About five years ago, my dad lost his voice, a side effect from lung cancer.
While my dad's voice became a barely audible whisper, I found ways to develop mine as a means to overcome the helplessness I felt:
- By projecting my frustrations at a nurse, who failed to properly discharge my dad after a week-long stay at the hospital and left a large needle in his port;
- By befriending a palliative care doctor I met near "the End," who provided comfort to my dad during his last days;
- By screaming in a hallway at Cedars Sinai when my dad's oncologist informed me the fight was over;
- By making the painful decision to place my dad in hospice at my home.
When my dad passed, I felt like what was left of my voice died along with him.
And then I found the American Cancer Society Cancer Action Network (ACS CAN).
Through ACS CAN, I slowly regained my voice as my dad's advocate: I have sent messages to my lawmakers, speaking out against proposals to cut funding for cancer research; I have met with lawmakers in Sacramento to lobby for cancer-related legislation; I have collected signatures for cancer campaigns.

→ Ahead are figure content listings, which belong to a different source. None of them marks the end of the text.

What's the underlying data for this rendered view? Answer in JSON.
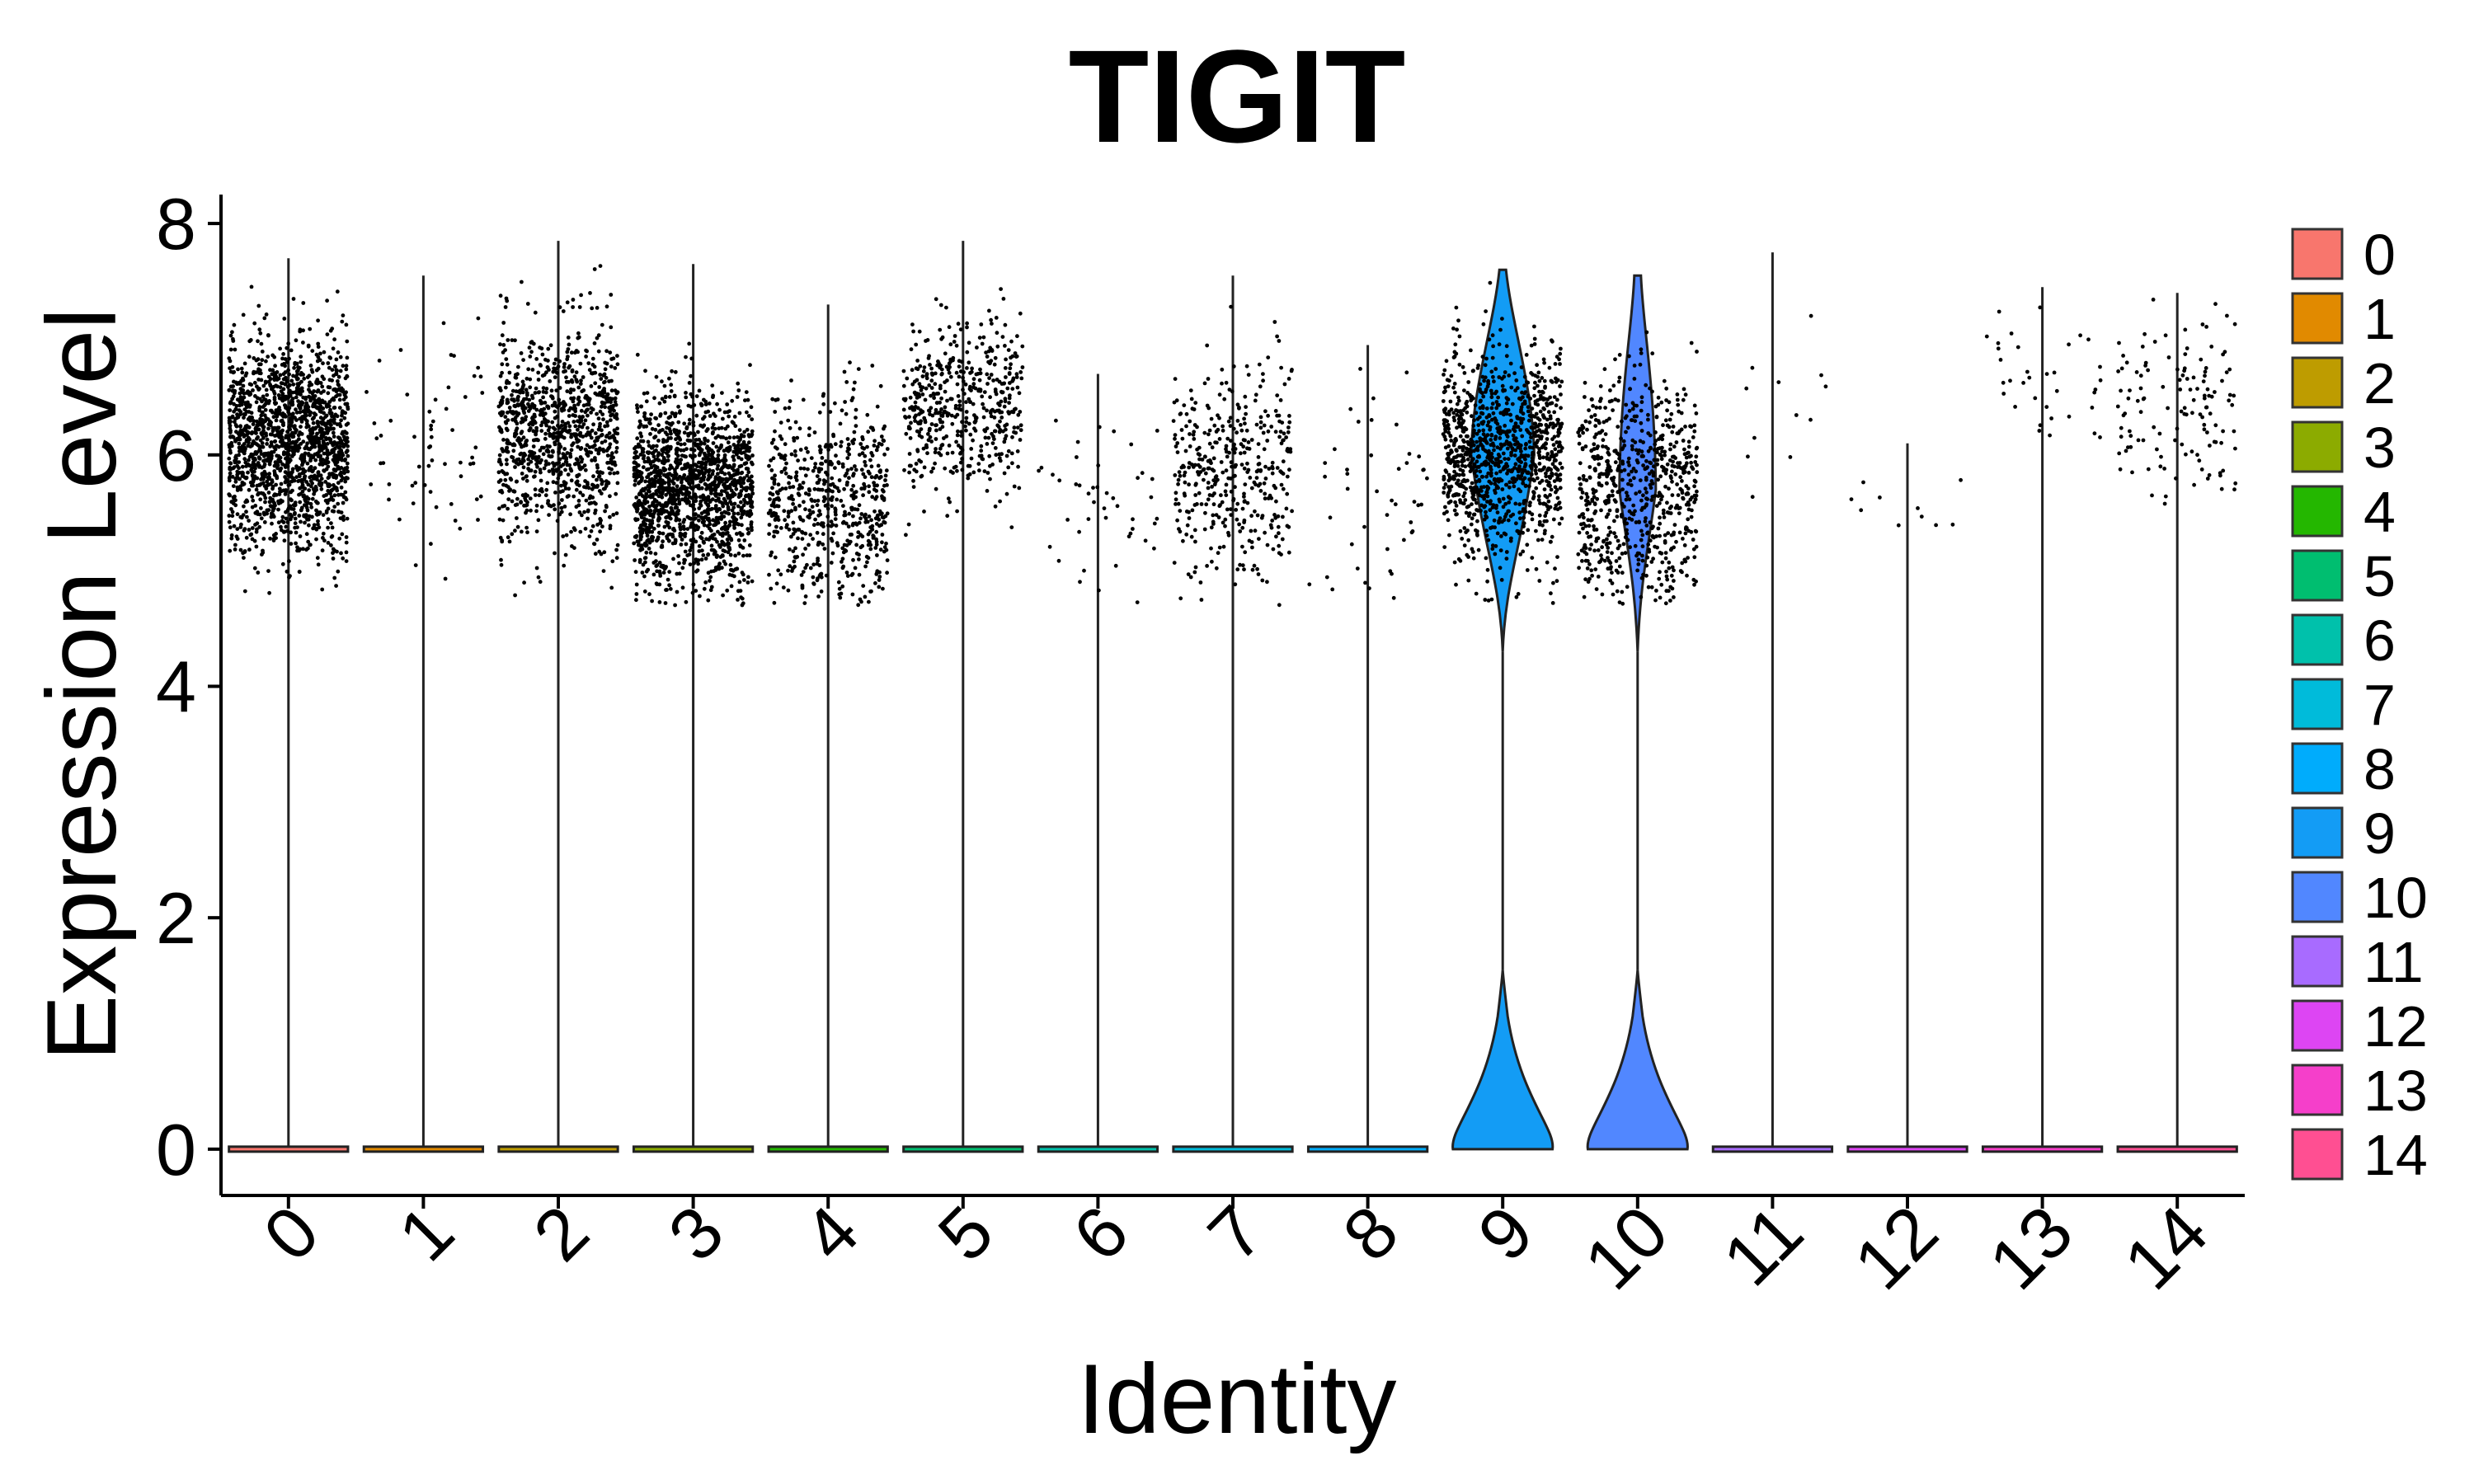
{
  "chart_data": {
    "type": "violin",
    "title": "TIGIT",
    "xlabel": "Identity",
    "ylabel": "Expression Level",
    "ylim": [
      -0.4,
      8.25
    ],
    "y_ticks": [
      0,
      2,
      4,
      6,
      8
    ],
    "grid": false,
    "legend_position": "right",
    "categories": [
      "0",
      "1",
      "2",
      "3",
      "4",
      "5",
      "6",
      "7",
      "8",
      "9",
      "10",
      "11",
      "12",
      "13",
      "14"
    ],
    "colors": [
      "#F8766D",
      "#E18A00",
      "#BE9C00",
      "#8CAB00",
      "#24B700",
      "#00BE70",
      "#00C1AB",
      "#00BBDA",
      "#00ACFC",
      "#139CF5",
      "#5187FF",
      "#A86BFF",
      "#DD45F3",
      "#F53FCA",
      "#FF4F92"
    ],
    "series": [
      {
        "name": "0",
        "max": 7.7,
        "expressed_center": 6.1,
        "expressed_spread": 0.45,
        "expressed_count": 1700,
        "violin_peak_width": 0
      },
      {
        "name": "1",
        "max": 7.55,
        "expressed_center": 6.15,
        "expressed_spread": 0.5,
        "expressed_count": 60,
        "violin_peak_width": 0
      },
      {
        "name": "2",
        "max": 7.85,
        "expressed_center": 6.2,
        "expressed_spread": 0.45,
        "expressed_count": 1000,
        "violin_peak_width": 0
      },
      {
        "name": "3",
        "max": 7.65,
        "expressed_center": 5.7,
        "expressed_spread": 0.4,
        "expressed_count": 1500,
        "violin_peak_width": 0
      },
      {
        "name": "4",
        "max": 7.3,
        "expressed_center": 5.6,
        "expressed_spread": 0.45,
        "expressed_count": 600,
        "violin_peak_width": 0
      },
      {
        "name": "5",
        "max": 7.85,
        "expressed_center": 6.4,
        "expressed_spread": 0.35,
        "expressed_count": 500,
        "violin_peak_width": 0
      },
      {
        "name": "6",
        "max": 6.7,
        "expressed_center": 5.6,
        "expressed_spread": 0.35,
        "expressed_count": 45,
        "violin_peak_width": 0
      },
      {
        "name": "7",
        "max": 7.55,
        "expressed_center": 5.9,
        "expressed_spread": 0.45,
        "expressed_count": 400,
        "violin_peak_width": 0
      },
      {
        "name": "8",
        "max": 6.95,
        "expressed_center": 5.7,
        "expressed_spread": 0.5,
        "expressed_count": 45,
        "violin_peak_width": 0
      },
      {
        "name": "9",
        "max": 7.6,
        "expressed_center": 6.0,
        "expressed_spread": 0.45,
        "expressed_count": 1100,
        "violin_peak_width": 0.5
      },
      {
        "name": "10",
        "max": 7.55,
        "expressed_center": 5.7,
        "expressed_spread": 0.5,
        "expressed_count": 700,
        "violin_peak_width": 0.5
      },
      {
        "name": "11",
        "max": 7.75,
        "expressed_center": 6.4,
        "expressed_spread": 0.5,
        "expressed_count": 12,
        "violin_peak_width": 0
      },
      {
        "name": "12",
        "max": 6.1,
        "expressed_center": 5.5,
        "expressed_spread": 0.2,
        "expressed_count": 10,
        "violin_peak_width": 0
      },
      {
        "name": "13",
        "max": 7.45,
        "expressed_center": 6.7,
        "expressed_spread": 0.3,
        "expressed_count": 35,
        "violin_peak_width": 0
      },
      {
        "name": "14",
        "max": 7.4,
        "expressed_center": 6.4,
        "expressed_spread": 0.4,
        "expressed_count": 130,
        "violin_peak_width": 0
      }
    ]
  }
}
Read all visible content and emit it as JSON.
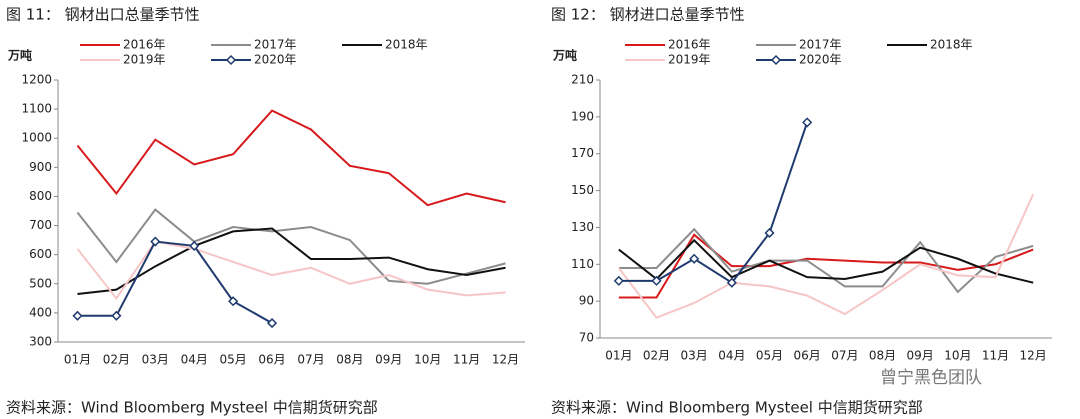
{
  "chart_data": [
    {
      "type": "line",
      "title": "图 11：    钢材出口总量季节性",
      "ylabel": "万吨",
      "categories": [
        "01月",
        "02月",
        "03月",
        "04月",
        "05月",
        "06月",
        "07月",
        "08月",
        "09月",
        "10月",
        "11月",
        "12月"
      ],
      "ylim": [
        300,
        1200
      ],
      "yticks": [
        300,
        400,
        500,
        600,
        700,
        800,
        900,
        1000,
        1100,
        1200
      ],
      "grid": false,
      "series": [
        {
          "name": "2016年",
          "color": "#d7191c",
          "values": [
            975,
            810,
            995,
            910,
            945,
            1095,
            1030,
            905,
            880,
            770,
            810,
            780
          ]
        },
        {
          "name": "2017年",
          "color": "#8c8c8c",
          "values": [
            745,
            575,
            755,
            645,
            695,
            680,
            695,
            650,
            510,
            500,
            535,
            570
          ]
        },
        {
          "name": "2018年",
          "color": "#111111",
          "values": [
            465,
            480,
            560,
            630,
            680,
            690,
            585,
            585,
            590,
            550,
            530,
            555
          ]
        },
        {
          "name": "2019年",
          "color": "#f6c6c6",
          "values": [
            620,
            450,
            645,
            620,
            575,
            530,
            555,
            500,
            530,
            480,
            460,
            470
          ]
        },
        {
          "name": "2020年",
          "color": "#1f3a6e",
          "marker": "diamond",
          "values": [
            390,
            390,
            645,
            630,
            440,
            365,
            null,
            null,
            null,
            null,
            null,
            null
          ]
        }
      ],
      "source": "资料来源：Wind Bloomberg Mysteel 中信期货研究部"
    },
    {
      "type": "line",
      "title": "图 12：    钢材进口总量季节性",
      "ylabel": "万吨",
      "categories": [
        "01月",
        "02月",
        "03月",
        "04月",
        "05月",
        "06月",
        "07月",
        "08月",
        "09月",
        "10月",
        "11月",
        "12月"
      ],
      "ylim": [
        70,
        210
      ],
      "yticks": [
        70,
        90,
        110,
        130,
        150,
        170,
        190,
        210
      ],
      "grid": false,
      "series": [
        {
          "name": "2016年",
          "color": "#d7191c",
          "values": [
            92,
            92,
            126,
            109,
            109,
            113,
            112,
            111,
            111,
            107,
            110,
            118
          ]
        },
        {
          "name": "2017年",
          "color": "#8c8c8c",
          "values": [
            108,
            108,
            129,
            106,
            112,
            112,
            98,
            98,
            122,
            95,
            114,
            120
          ]
        },
        {
          "name": "2018年",
          "color": "#111111",
          "values": [
            118,
            102,
            123,
            103,
            112,
            103,
            102,
            106,
            119,
            113,
            105,
            100
          ]
        },
        {
          "name": "2019年",
          "color": "#f6c6c6",
          "values": [
            108,
            81,
            89,
            100,
            98,
            93,
            83,
            96,
            110,
            104,
            103,
            148
          ]
        },
        {
          "name": "2020年",
          "color": "#1f3a6e",
          "marker": "diamond",
          "values": [
            101,
            101,
            113,
            100,
            127,
            187,
            null,
            null,
            null,
            null,
            null,
            null
          ]
        }
      ],
      "source": "资料来源：Wind Bloomberg Mysteel 中信期货研究部"
    }
  ],
  "watermark": "曾宁黑色团队"
}
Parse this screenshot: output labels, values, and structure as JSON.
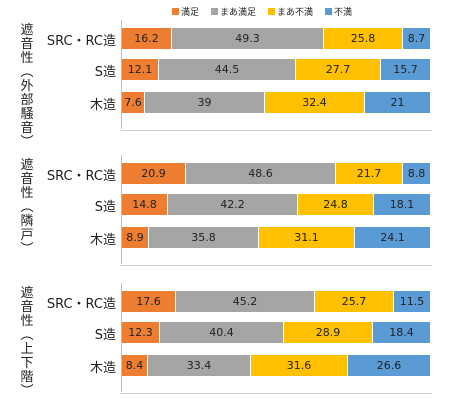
{
  "chart_data": {
    "type": "bar",
    "orientation": "horizontal",
    "stacked": true,
    "series_names": [
      "満足",
      "まあ満足",
      "まあ不満",
      "不満"
    ],
    "colors": [
      "#ED7D31",
      "#A5A5A5",
      "#FFC000",
      "#5B9BD5"
    ],
    "legend_position": "top",
    "panels": [
      {
        "label": "遮\n音\n性\n︵\n外\n部\n騒\n音\n︶",
        "rows": [
          {
            "category": "SRC・RC造",
            "values": [
              16.2,
              49.3,
              25.8,
              8.7
            ]
          },
          {
            "category": "S造",
            "values": [
              12.1,
              44.5,
              27.7,
              15.7
            ]
          },
          {
            "category": "木造",
            "values": [
              7.6,
              39,
              32.4,
              21
            ]
          }
        ]
      },
      {
        "label": "遮\n音\n性\n︵\n隣\n戸\n︶",
        "rows": [
          {
            "category": "SRC・RC造",
            "values": [
              20.9,
              48.6,
              21.7,
              8.8
            ]
          },
          {
            "category": "S造",
            "values": [
              14.8,
              42.2,
              24.8,
              18.1
            ]
          },
          {
            "category": "木造",
            "values": [
              8.9,
              35.8,
              31.1,
              24.1
            ]
          }
        ]
      },
      {
        "label": "遮\n音\n性\n︵\n上\n下\n階\n︶",
        "rows": [
          {
            "category": "SRC・RC造",
            "values": [
              17.6,
              45.2,
              25.7,
              11.5
            ]
          },
          {
            "category": "S造",
            "values": [
              12.3,
              40.4,
              28.9,
              18.4
            ]
          },
          {
            "category": "木造",
            "values": [
              8.4,
              33.4,
              31.6,
              26.6
            ]
          }
        ]
      }
    ]
  }
}
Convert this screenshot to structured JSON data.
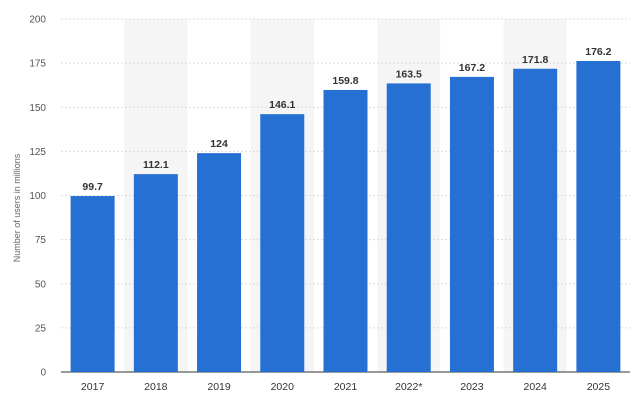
{
  "chart_data": {
    "type": "bar",
    "categories": [
      "2017",
      "2018",
      "2019",
      "2020",
      "2021",
      "2022*",
      "2023",
      "2024",
      "2025"
    ],
    "values": [
      99.7,
      112.1,
      124,
      146.1,
      159.8,
      163.5,
      167.2,
      171.8,
      176.2
    ],
    "value_labels": [
      "99.7",
      "112.1",
      "124",
      "146.1",
      "159.8",
      "163.5",
      "167.2",
      "171.8",
      "176.2"
    ],
    "ylabel": "Number of users in millions",
    "xlabel": "",
    "title": "",
    "ylim": [
      0,
      200
    ],
    "yticks": [
      0,
      25,
      50,
      75,
      100,
      125,
      150,
      175,
      200
    ],
    "grid": true,
    "colors": {
      "bar": "#2670d4",
      "band": "#f5f5f5",
      "grid": "#dcdcdc"
    }
  }
}
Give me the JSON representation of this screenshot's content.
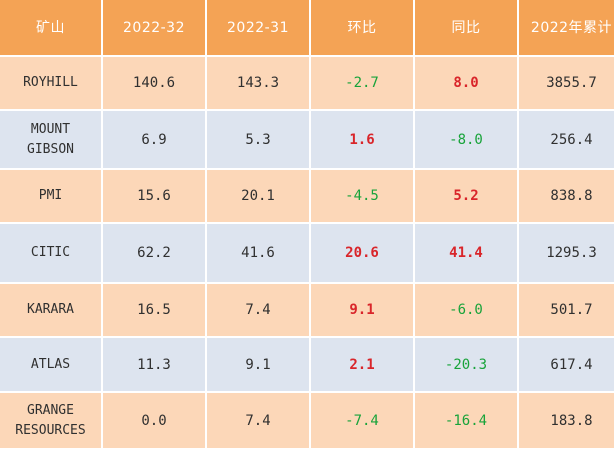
{
  "table": {
    "headers": [
      "矿山",
      "2022-32",
      "2022-31",
      "环比",
      "同比",
      "2022年累计"
    ],
    "rows": [
      {
        "mine": [
          "ROYHILL"
        ],
        "w32": "140.6",
        "w31": "143.3",
        "wow": "-2.7",
        "wow_sign": "neg",
        "yoy": "8.0",
        "yoy_sign": "pos",
        "ytd": "3855.7"
      },
      {
        "mine": [
          "MOUNT",
          "GIBSON"
        ],
        "w32": "6.9",
        "w31": "5.3",
        "wow": "1.6",
        "wow_sign": "pos",
        "yoy": "-8.0",
        "yoy_sign": "neg",
        "ytd": "256.4"
      },
      {
        "mine": [
          "PMI"
        ],
        "w32": "15.6",
        "w31": "20.1",
        "wow": "-4.5",
        "wow_sign": "neg",
        "yoy": "5.2",
        "yoy_sign": "pos",
        "ytd": "838.8"
      },
      {
        "mine": [
          "CITIC"
        ],
        "w32": "62.2",
        "w31": "41.6",
        "wow": "20.6",
        "wow_sign": "pos",
        "yoy": "41.4",
        "yoy_sign": "pos",
        "ytd": "1295.3"
      },
      {
        "mine": [
          "KARARA"
        ],
        "w32": "16.5",
        "w31": "7.4",
        "wow": "9.1",
        "wow_sign": "pos",
        "yoy": "-6.0",
        "yoy_sign": "neg",
        "ytd": "501.7"
      },
      {
        "mine": [
          "ATLAS"
        ],
        "w32": "11.3",
        "w31": "9.1",
        "wow": "2.1",
        "wow_sign": "pos",
        "yoy": "-20.3",
        "yoy_sign": "neg",
        "ytd": "617.4"
      },
      {
        "mine": [
          "GRANGE",
          "RESOURCES"
        ],
        "w32": "0.0",
        "w31": "7.4",
        "wow": "-7.4",
        "wow_sign": "neg",
        "yoy": "-16.4",
        "yoy_sign": "neg",
        "ytd": "183.8"
      }
    ]
  },
  "colors": {
    "header_bg": "#f4a355",
    "row_odd_bg": "#fcd7b8",
    "row_even_bg": "#dde4ef",
    "positive_text": "#d9252a",
    "negative_text": "#18a33a"
  }
}
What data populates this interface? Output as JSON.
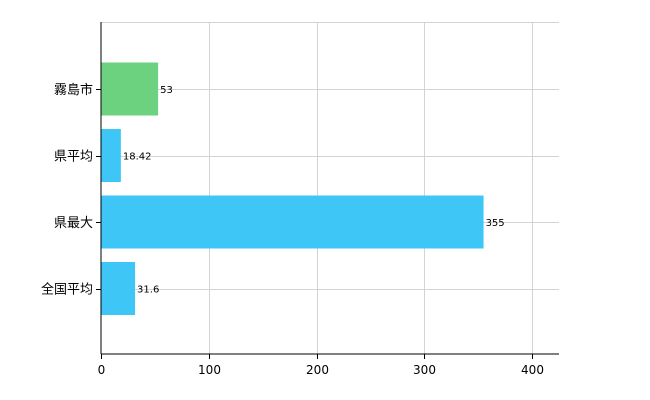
{
  "chart_data": {
    "type": "bar",
    "orientation": "horizontal",
    "categories": [
      "霧島市",
      "県平均",
      "県最大",
      "全国平均"
    ],
    "values": [
      53,
      18.42,
      355,
      31.6
    ],
    "data_labels": [
      "53",
      "18.42",
      "355",
      "31.6"
    ],
    "bar_colors": [
      "#6dd27f",
      "#3ec6f7",
      "#3ec6f7",
      "#3ec6f7"
    ],
    "xlim": [
      0,
      425
    ],
    "xticks": [
      0,
      100,
      200,
      300,
      400
    ],
    "xtick_labels": [
      "0",
      "100",
      "200",
      "300",
      "400"
    ],
    "grid": true,
    "title": "",
    "xlabel": "",
    "ylabel": ""
  }
}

Through ACS CAN, I have met cancer survivors, health professionals, and others who have also lost loved ones to this terrible disease. Together, we impact the future of cancer by rallying to demand change from our elected officials. Together, we are united in our voices to make cancer a national priority.
On May 16, I will be honoring my dad's five-year death anniversary. Please join me in honoring my dad by donating to ACS CAN.
By doing so, you will help ensure that my voice, and the voices of other ACS CAN volunteers, are heard in our communities, in the State Capitol and in the halls of Congress.